A picture of physical decay, the blind beggar who follows the carriage in which Emma rides to meet Leon also symbolizes Emma’s moral corruption. He sings songs about “birds and sunshine and green leaves” in a voice “like an inarticulate lament of some vague despair.” This coupling of innocence with disease relates to the combination of beauty and corruption that Emma herself has become. While her words, appearance, and fantasies are those of an innocent and beautiful wife, her spirit becomes foul and corrupt as she indulges herself in adulterous temptations and the deceptions required to maintain her illicit affairs. Later, when Emma dies, the blind man gets to the end of his song about a young girl dreaming. We then discover that what we thought was a song about an innocent woman is actually a bawdy, sexual song. This progression from innocence to sexual degradation mirrors the path of Emma’s life.
When Emma comes home with Charles, she notices his dead wife’s wedding bouquet in the bedroom and wonders what will happen to her own bouquet when she dies. Later, when they move to Yonville, she burns her own bouquet as a gesture of defiance against her unhappy marriage. The dried bouquet stands for disappointed hopes, and for the new promise of a wedding day turned sour and old. In another sense, Emma’s burning of her bouquet foreshadows the way her desires will consume her youth and, eventually, her life.

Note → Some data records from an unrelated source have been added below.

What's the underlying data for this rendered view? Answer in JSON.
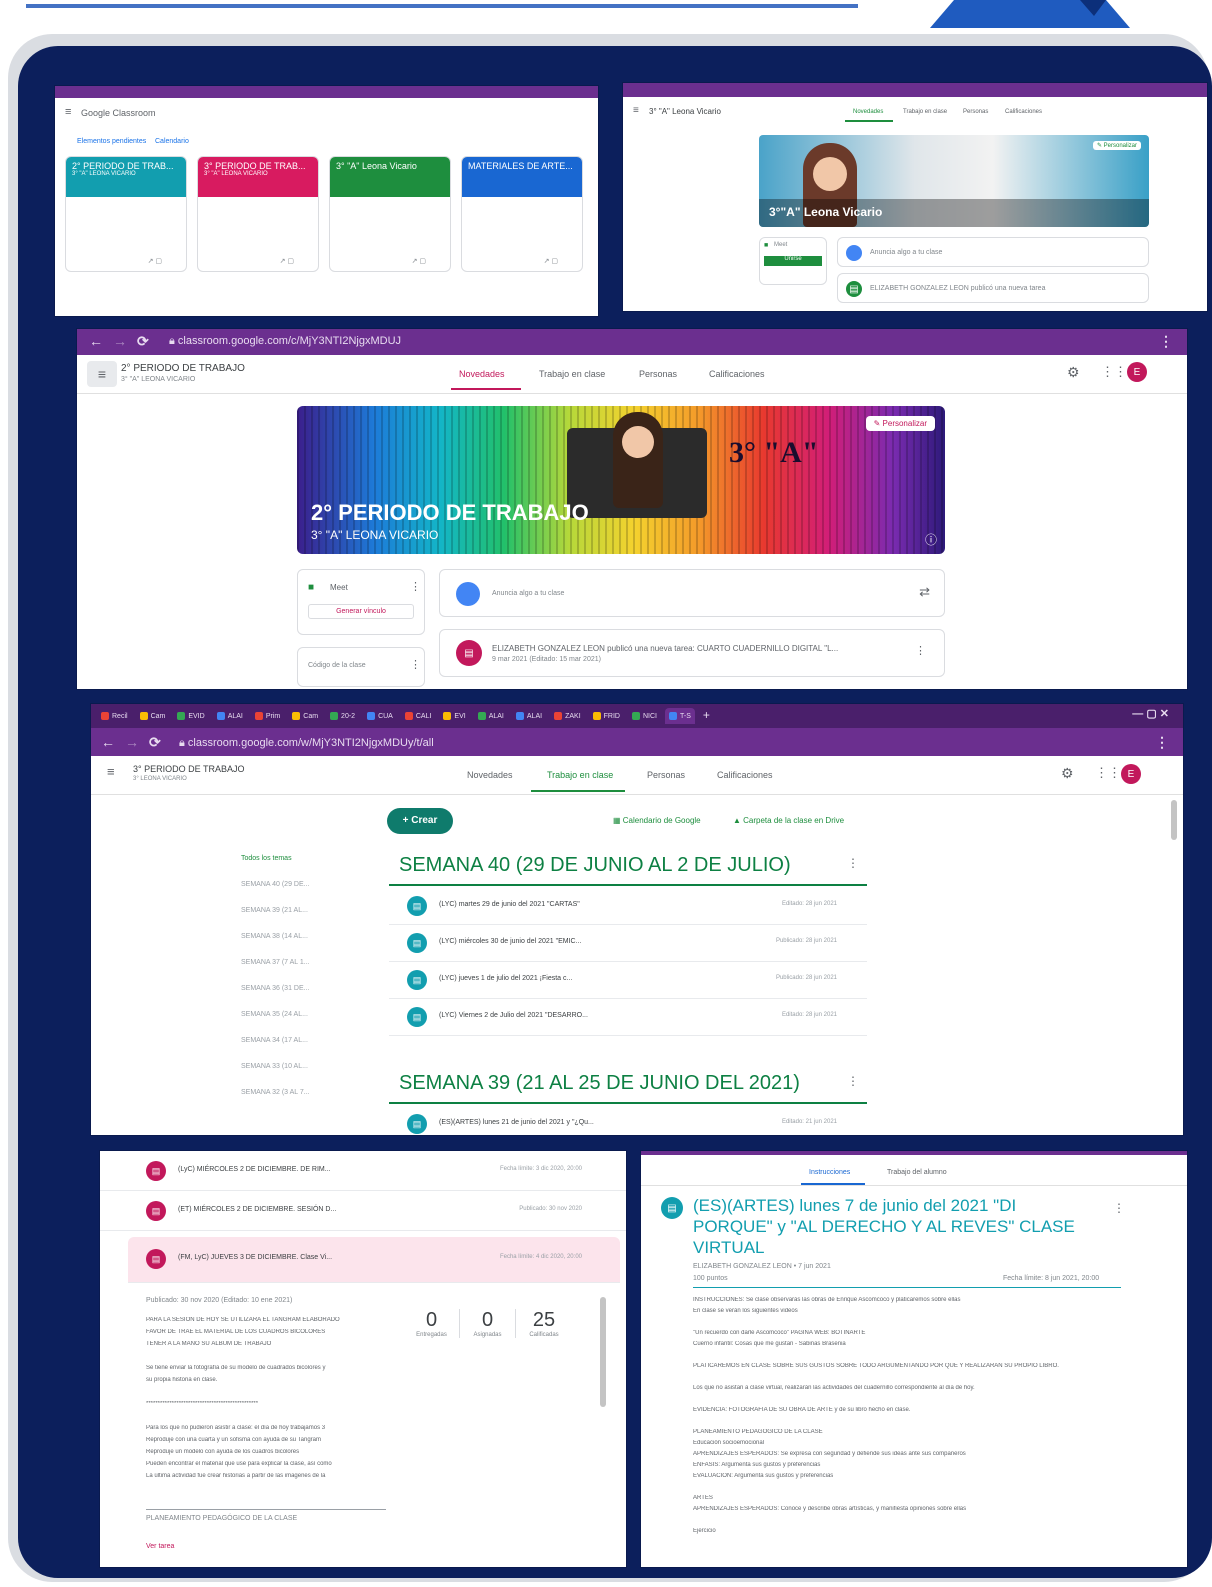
{
  "shot1": {
    "app_title": "Google Classroom",
    "links": [
      "Elementos pendientes",
      "Calendario"
    ],
    "cards": [
      {
        "title": "2° PERIODO DE TRAB...",
        "subtitle": "3° \"A\" LEONA VICARIO",
        "color": "#129eaf"
      },
      {
        "title": "3° PERIODO DE TRAB...",
        "subtitle": "3° \"A\" LEONA VICARIO",
        "color": "#d81b60"
      },
      {
        "title": "3° \"A\" Leona Vicario",
        "subtitle": "",
        "color": "#1e8e3e"
      },
      {
        "title": "MATERIALES DE ARTE...",
        "subtitle": "",
        "color": "#1967d2"
      }
    ]
  },
  "shot2": {
    "class_title": "3° \"A\" Leona Vicario",
    "tabs": [
      "Novedades",
      "Trabajo en clase",
      "Personas",
      "Calificaciones"
    ],
    "banner_title": "3°\"A\" Leona Vicario",
    "customize": "Personalizar",
    "meet": "Meet",
    "join": "Unirse",
    "announce_placeholder": "Anuncia algo a tu clase",
    "post": "ELIZABETH GONZALEZ LEON publicó una nueva tarea"
  },
  "shot3": {
    "url": "classroom.google.com/c/MjY3NTI2NjgxMDUJ",
    "class_title": "2° PERIODO DE TRABAJO",
    "class_subtitle": "3° \"A\" LEONA VICARIO",
    "tabs": [
      "Novedades",
      "Trabajo en clase",
      "Personas",
      "Calificaciones"
    ],
    "banner_title": "2° PERIODO DE TRABAJO",
    "banner_subtitle": "3° \"A\" LEONA VICARIO",
    "banner_grade": "3° \"A\"",
    "customize": "Personalizar",
    "meet": "Meet",
    "meet_link": "Generar vínculo",
    "class_code": "Código de la clase",
    "announce_placeholder": "Anuncia algo a tu clase",
    "post": "ELIZABETH GONZALEZ LEON publicó una nueva tarea: CUARTO CUADERNILLO DIGITAL \"L...",
    "post_date": "9 mar 2021 (Editado: 15 mar 2021)",
    "avatar": "E"
  },
  "shot4": {
    "browser_tabs": [
      "Recil",
      "Cam",
      "EVID",
      "ALAI",
      "Prim",
      "Cam",
      "20-2",
      "CUA",
      "CALI",
      "EVI",
      "ALAI",
      "ALAI",
      "ZAKI",
      "FRID",
      "NICI",
      "T-S"
    ],
    "url": "classroom.google.com/w/MjY3NTI2NjgxMDUy/t/all",
    "class_title": "3° PERIODO DE TRABAJO",
    "class_subtitle": "3° LEONA VICARIO",
    "tabs": [
      "Novedades",
      "Trabajo en clase",
      "Personas",
      "Calificaciones"
    ],
    "create": "+ Crear",
    "calendar_link": "Calendario de Google",
    "drive_link": "Carpeta de la clase en Drive",
    "sidebar": [
      "Todos los temas",
      "SEMANA 40 (29 DE...",
      "SEMANA 39 (21 AL...",
      "SEMANA 38 (14 AL...",
      "SEMANA 37 (7 AL 1...",
      "SEMANA 36 (31 DE...",
      "SEMANA 35 (24 AL...",
      "SEMANA 34 (17 AL...",
      "SEMANA 33 (10 AL...",
      "SEMANA 32 (3 AL 7..."
    ],
    "week40_title": "SEMANA 40 (29 DE JUNIO AL 2 DE JULIO)",
    "week40_rows": [
      {
        "text": "(LYC) martes 29 de junio del 2021 \"CARTAS\"",
        "date": "Editado: 28 jun 2021"
      },
      {
        "text": "(LYC) miércoles 30 de junio del 2021 \"EMIC...",
        "date": "Publicado: 28 jun 2021"
      },
      {
        "text": "(LYC) jueves 1 de julio del 2021 ¡Fiesta c...",
        "date": "Publicado: 28 jun 2021"
      },
      {
        "text": "(LYC) Viernes 2 de Julio del 2021 \"DESARRO...",
        "date": "Editado: 28 jun 2021"
      }
    ],
    "week39_title": "SEMANA 39 (21 AL 25 DE JUNIO DEL 2021)",
    "week39_rows": [
      {
        "text": "(ES)(ARTES) lunes 21 de junio del 2021 y \"¿Qu...",
        "date": "Editado: 21 jun 2021"
      }
    ],
    "avatar": "E"
  },
  "shot5": {
    "rows": [
      {
        "text": "(LyC) MIÉRCOLES 2 DE DICIEMBRE. DE RIM...",
        "date": "Fecha límite: 3 dic 2020, 20:00"
      },
      {
        "text": "(ET) MIÉRCOLES 2 DE DICIEMBRE. SESIÓN D...",
        "date": "Publicado: 30 nov 2020"
      },
      {
        "text": "(FM, LyC) JUEVES 3 DE DICIEMBRE. Clase Vi...",
        "date": "Fecha límite: 4 dic 2020, 20:00"
      }
    ],
    "posted": "Publicado: 30 nov 2020 (Editado: 10 ene 2021)",
    "body": [
      "PARA LA SESION DE HOY SE UTILIZARA EL TANGRAM ELABORADO",
      "FAVOR DE TRAE EL MATERIAL DE LOS CUADROS BICOLORES",
      "TENER A LA MANO SU ÁLBUM DE TRABAJO",
      "",
      "Se tiene enviar la fotografía de su modelo de cuadrados bicolores y",
      "su propia historia en clase.",
      "",
      "************************************************",
      "",
      "Para los que no pudieron asistir a clase: el día de hoy trabajamos 3",
      "Reproduje con una cuarta y un sofisma con ayuda de su Tangram",
      "Reproduje un modelo con ayuda de los cuadros bicolores",
      "Pueden encontrar el material que use para explicar la clase, así como",
      "La última actividad fue crear historias a partir de las imagenes de la"
    ],
    "stats": [
      {
        "value": "0",
        "label": "Entregadas"
      },
      {
        "value": "0",
        "label": "Asignadas"
      },
      {
        "value": "25",
        "label": "Calificadas"
      }
    ],
    "footer": "PLANEAMIENTO PEDAGÓGICO DE LA CLASE",
    "view_task": "Ver tarea"
  },
  "shot6": {
    "tabs": [
      "Instrucciones",
      "Trabajo del alumno"
    ],
    "title": "(ES)(ARTES) lunes 7 de junio del 2021 \"DI PORQUE\" y \"AL DERECHO Y AL REVES\" CLASE VIRTUAL",
    "author": "ELIZABETH GONZALEZ LEON • 7 jun 2021",
    "points": "100 puntos",
    "due": "Fecha límite: 8 jun 2021, 20:00",
    "lines": [
      "INSTRUCCIONES: Se clase observarás las obras de Enrique Ascomcoco y platicaremos sobre ellas",
      "En clase se verán los siguientes videos",
      "",
      "\"Un recuerdo con darle Ascomcoco\" PAGINA WEB: BOTINARTE",
      "Cuerno infantil: Cosas que me gustan - Sabinas Brasenia",
      "",
      "PLATICAREMOS EN CLASE SOBRE SUS GUSTOS SOBRE TODO ARGUMENTANDO POR QUE Y REALIZARÁN SU PROPIO LIBRO.",
      "",
      "Los que no asistan a clase virtual, realizarán las actividades del cuadernillo correspondiente al día de hoy.",
      "",
      "EVIDENCIA: FOTOGRAFÍA DE SU OBRA DE ARTE y de su libro hecho en clase.",
      "",
      "PLANEAMIENTO PEDAGÓGICO DE LA CLASE",
      "Educación socioemocional",
      "APRENDIZAJES ESPERADOS: Se expresa con seguridad y defiende sus ideas ante sus compañeros",
      "ÉNFASIS: Argumenta sus gustos y preferencias",
      "EVALUACIÓN: Argumenta sus gustos y preferencias",
      "",
      "ARTES",
      "APRENDIZAJES ESPERADOS: Conoce y describe obras artísticas, y manifiesta opiniones sobre ellas",
      "",
      "Ejercicio"
    ]
  },
  "colors": {
    "navy": "#0c1f5c",
    "purple_bar": "#6b2f8f",
    "green": "#0d8043",
    "pink": "#c2185b",
    "teal": "#129eaf"
  }
}
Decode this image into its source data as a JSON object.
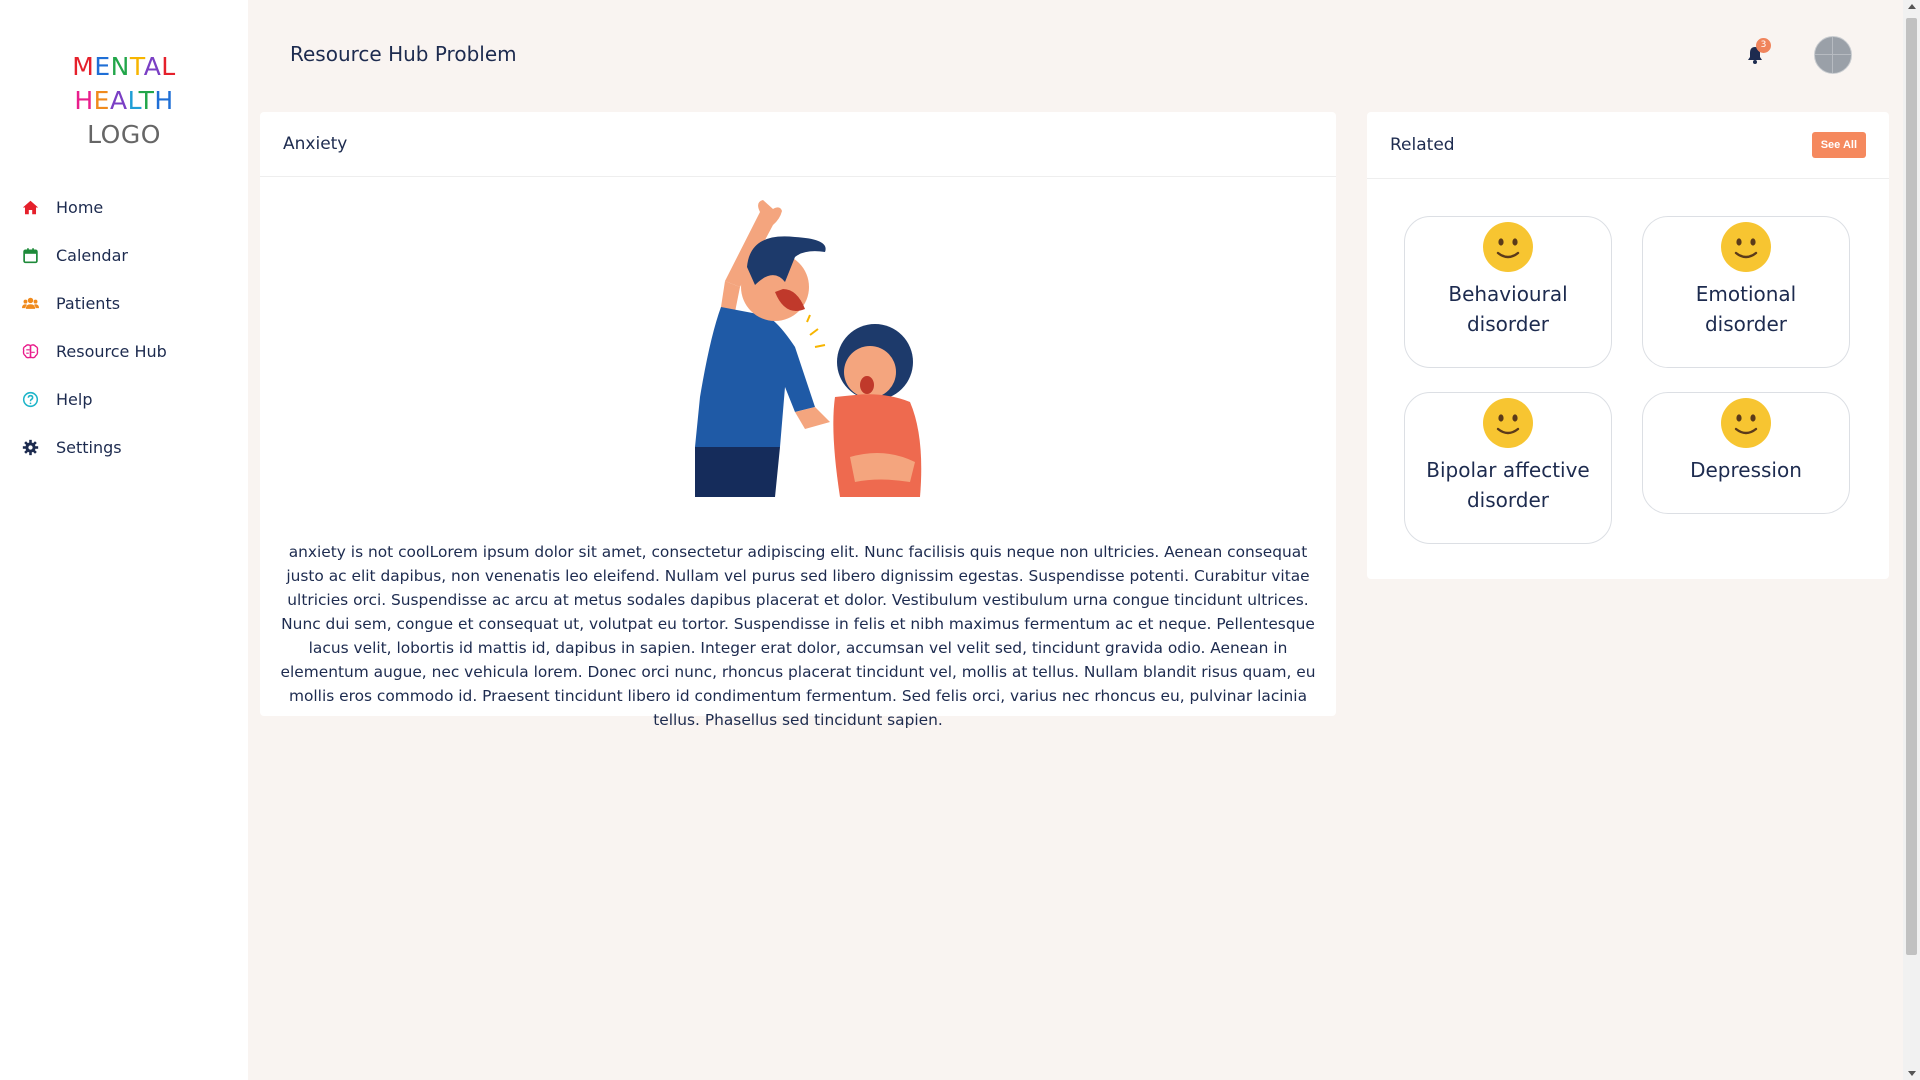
{
  "logo": {
    "line1": [
      "M",
      "E",
      "N",
      "T",
      "A",
      "L"
    ],
    "line1_colors": [
      "#e5202b",
      "#1f6fd6",
      "#22a64a",
      "#f7b500",
      "#7a3fc4",
      "#e5202b"
    ],
    "line2": [
      "H",
      "E",
      "A",
      "L",
      "T",
      "H"
    ],
    "line2_colors": [
      "#e91e8c",
      "#f08a1c",
      "#7a3fc4",
      "#1f9ed6",
      "#22a64a",
      "#1f6fd6"
    ],
    "line3": "LOGO"
  },
  "sidebar": {
    "items": [
      {
        "label": "Home",
        "icon": "home-icon",
        "color": "#e5202b"
      },
      {
        "label": "Calendar",
        "icon": "calendar-icon",
        "color": "#1e8a3a"
      },
      {
        "label": "Patients",
        "icon": "users-icon",
        "color": "#f08a1c"
      },
      {
        "label": "Resource Hub",
        "icon": "brain-icon",
        "color": "#e91e8c"
      },
      {
        "label": "Help",
        "icon": "help-icon",
        "color": "#1fb5c9"
      },
      {
        "label": "Settings",
        "icon": "gear-icon",
        "color": "#1d2b4f"
      }
    ]
  },
  "header": {
    "title": "Resource Hub Problem",
    "notification_count": "3"
  },
  "article": {
    "title": "Anxiety",
    "body": "anxiety is not coolLorem ipsum dolor sit amet, consectetur adipiscing elit. Nunc facilisis quis neque non ultricies. Aenean consequat justo ac elit dapibus, non venenatis leo eleifend. Nullam vel purus sed libero dignissim egestas. Suspendisse potenti. Curabitur vitae ultricies orci. Suspendisse ac arcu at metus sodales dapibus placerat et dolor. Vestibulum vestibulum urna congue tincidunt ultrices. Nunc dui sem, congue et consequat ut, volutpat eu tortor. Suspendisse in felis et nibh maximus fermentum ac et neque. Pellentesque lacus velit, lobortis id mattis id, dapibus in sapien. Integer erat dolor, accumsan vel velit sed, tincidunt gravida odio. Aenean in elementum augue, nec vehicula lorem. Donec orci nunc, rhoncus placerat tincidunt vel, mollis at tellus. Nullam blandit risus quam, eu mollis eros commodo id. Praesent tincidunt libero id condimentum fermentum. Sed felis orci, varius nec rhoncus eu, pulvinar lacinia tellus. Phasellus sed tincidunt sapien."
  },
  "related": {
    "title": "Related",
    "see_all": "See All",
    "tiles": [
      {
        "line1": "Behavioural",
        "line2": "disorder",
        "icon": "smiley-icon"
      },
      {
        "line1": "Emotional",
        "line2": "disorder",
        "icon": "smiley-icon"
      },
      {
        "line1": "Bipolar affective",
        "line2": "disorder",
        "icon": "smiley-icon"
      },
      {
        "line1": "Depression",
        "line2": "",
        "icon": "smiley-icon"
      }
    ]
  },
  "colors": {
    "accent": "#f5895e",
    "text": "#1d2b4f",
    "background": "#f9f4f1"
  }
}
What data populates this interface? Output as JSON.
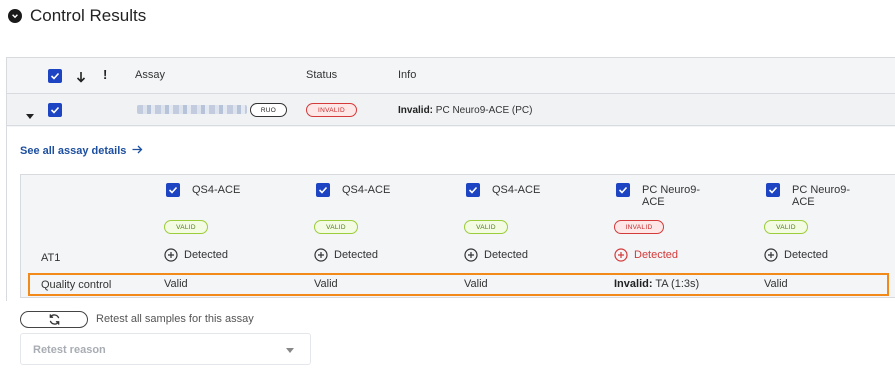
{
  "section": {
    "title": "Control Results"
  },
  "table": {
    "headers": {
      "assay": "Assay",
      "status": "Status",
      "info": "Info"
    },
    "row": {
      "ruo_badge": "RUO",
      "status_badge": "INVALID",
      "info_label": "Invalid:",
      "info_text": " PC Neuro9-ACE (PC)"
    }
  },
  "details": {
    "link_label": "See all assay details",
    "assays": [
      {
        "name": "QS4-ACE",
        "badge": "VALID",
        "badge_status": "valid",
        "detection": "Detected",
        "qc_label": "",
        "qc": "Valid"
      },
      {
        "name": "QS4-ACE",
        "badge": "VALID",
        "badge_status": "valid",
        "detection": "Detected",
        "qc_label": "",
        "qc": "Valid"
      },
      {
        "name": "QS4-ACE",
        "badge": "VALID",
        "badge_status": "valid",
        "detection": "Detected",
        "qc_label": "",
        "qc": "Valid"
      },
      {
        "name": "PC Neuro9-ACE",
        "badge": "INVALID",
        "badge_status": "invalid",
        "detection": "Detected",
        "qc_label": "Invalid:",
        "qc": " TA (1:3s)"
      },
      {
        "name": "PC Neuro9-ACE",
        "badge": "VALID",
        "badge_status": "valid",
        "detection": "Detected",
        "qc_label": "",
        "qc": "Valid"
      }
    ],
    "rows": {
      "target": "AT1",
      "qc": "Quality control"
    }
  },
  "retest": {
    "label": "Retest all samples for this assay",
    "reason_placeholder": "Retest reason"
  },
  "colors": {
    "primary": "#1d44c2",
    "invalid": "#d43a3a",
    "valid_border": "#9ccd3a",
    "highlight": "#f28a1a",
    "link": "#1d4fa0"
  }
}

Binet’s habit of making useless napkin rings on his lathe is a symbol with several meanings. First, it represents the useless, nonproductive, ornamental character of bourgeois tastes. Second, it represents something more ominous—the monotony of the life that traps Emma. In the scene in which she contemplates throwing herself out the window, Emma hears the sound of the lathe calling her to suicide. Finally, the lathe represents the craftsman repeatedly making a simple, uniform work of art. Flaubert once compared himself as a writer to a craftsman working on a lathe.